Rates are influenced by a number of factors. Lenders look at the interest rates set by the Federal Reserve, which determine what it costs banks to borrow overnight from other banks. They also look to Federal Reserve press conferences, like the one on Jan. 31, to gauge what central bankers think about the direction of the economy. Mortgage rates are also influenced by the 10-year Treasury yield—essentially the return on a bond sold by the federal government—because mortgages are packaged and sold into securities that compete with these government bonds.
The Federal Reserve has been hesitant to lower interest rates because it doesn’t want a return to runaway inflation. In its press conference on Jan. 31, the Fed said it planned to hold rates steady for the time being. “The economic outlook is uncertain, and the Committee remains highly attentive to inflation risks,” the Federal Open Market Committee said in a statement.
Even if mortgage rates fall, there’s not much reason for prospective homebuyers to sit out the market, economists say. That’s because the U.S. has a housing shortage that experts expect will keep prices elevated. Builders, hurt by the Great Recession, have been slow to construct new homes at the same time that existing homeowners are staying put to hold on to their low mortgage rates. Baby Boomers are living longer and staying in their homes. Meanwhile, millennials who finally recovered financially from the Great Recession are rushing into the housing market, creating more demand than there is supply. “I do think we’re going to be in this low inventory environment until at least 2030,” says Sturtevant.
Read More: How to Buy A Home in a Brutal Housing Market.
As elevated mortgage rates make borrowing more expensive, housing is getting pricier, too. Nationally, home prices rose 5.14% in Nov. 2023 compared to Nov. 2022, according to the S&P CoreLogic Case-Shiller Home Price Index. Over the past four years, prices have risen by nearly 50% nationally.
Economists say there should be more houses for sale in 2024 than in the past year or two. Some turnover is inevitable: people get new jobs, or want to live in a new city and have to sell their homes. Builders have picked up the pace of new housing construction, bringing more inventory on the market.

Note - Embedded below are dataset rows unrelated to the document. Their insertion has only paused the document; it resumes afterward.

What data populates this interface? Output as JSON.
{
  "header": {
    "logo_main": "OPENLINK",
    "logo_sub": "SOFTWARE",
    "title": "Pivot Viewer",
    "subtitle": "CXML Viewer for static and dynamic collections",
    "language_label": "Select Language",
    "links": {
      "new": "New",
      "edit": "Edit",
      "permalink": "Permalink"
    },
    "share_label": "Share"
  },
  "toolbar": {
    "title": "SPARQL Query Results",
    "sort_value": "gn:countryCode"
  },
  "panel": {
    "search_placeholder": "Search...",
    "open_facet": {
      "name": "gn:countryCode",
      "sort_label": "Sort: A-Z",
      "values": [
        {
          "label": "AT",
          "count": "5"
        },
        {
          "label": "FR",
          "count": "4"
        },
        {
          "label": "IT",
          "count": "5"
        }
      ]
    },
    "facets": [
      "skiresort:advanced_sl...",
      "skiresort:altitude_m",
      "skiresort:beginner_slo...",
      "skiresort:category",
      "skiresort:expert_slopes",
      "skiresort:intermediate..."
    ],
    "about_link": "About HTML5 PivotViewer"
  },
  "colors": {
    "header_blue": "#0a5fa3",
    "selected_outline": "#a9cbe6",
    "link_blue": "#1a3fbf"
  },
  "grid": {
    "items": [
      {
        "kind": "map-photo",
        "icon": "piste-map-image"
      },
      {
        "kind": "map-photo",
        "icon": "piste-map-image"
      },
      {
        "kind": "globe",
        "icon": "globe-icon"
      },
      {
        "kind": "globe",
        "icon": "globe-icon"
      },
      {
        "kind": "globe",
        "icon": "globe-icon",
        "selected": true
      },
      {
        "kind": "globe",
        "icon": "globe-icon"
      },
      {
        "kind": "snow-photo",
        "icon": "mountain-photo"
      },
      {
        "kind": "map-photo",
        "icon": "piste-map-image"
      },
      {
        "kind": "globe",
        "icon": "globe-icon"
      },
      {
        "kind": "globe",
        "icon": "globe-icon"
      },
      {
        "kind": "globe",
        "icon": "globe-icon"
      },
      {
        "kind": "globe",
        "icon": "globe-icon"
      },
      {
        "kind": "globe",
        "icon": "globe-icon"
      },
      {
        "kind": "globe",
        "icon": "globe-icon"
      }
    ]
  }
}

Current mortgage rates aren’t actually that high by historical standards—mortgage rates were above 10% for most of the 1980s and above 6% for much of the 1990s.

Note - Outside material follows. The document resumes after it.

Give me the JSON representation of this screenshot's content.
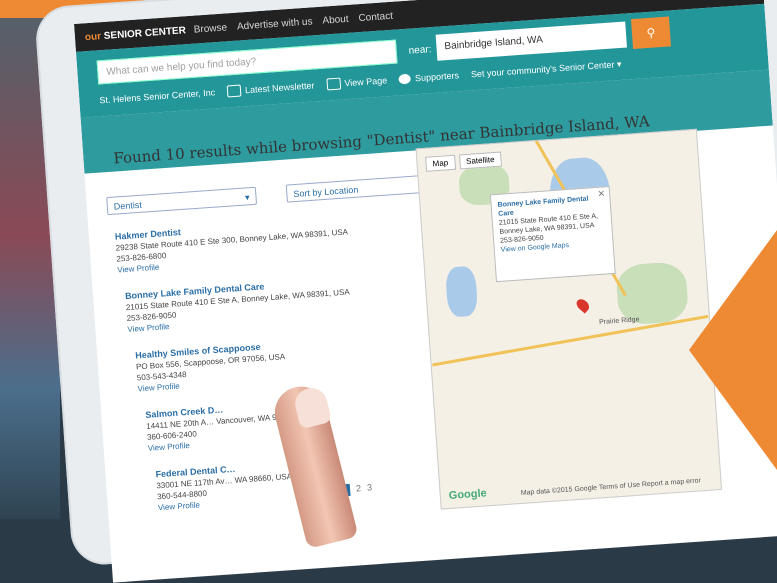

But when economists talk about more homes coming onto the market, they’re talking about a trickle, not a flood. Buyers are still getting used to the new normal, wishing for the days of low interest rates and plentiful inventory. But those days are long gone.
“It’s tempting to think what would have happened if you bought when mortgage rates were 3%,” says Channel. “But that’s not all that different from wondering what would have happened if you bought Amazon stock in 1999. It’s wistful nostalgia for halcyon days.”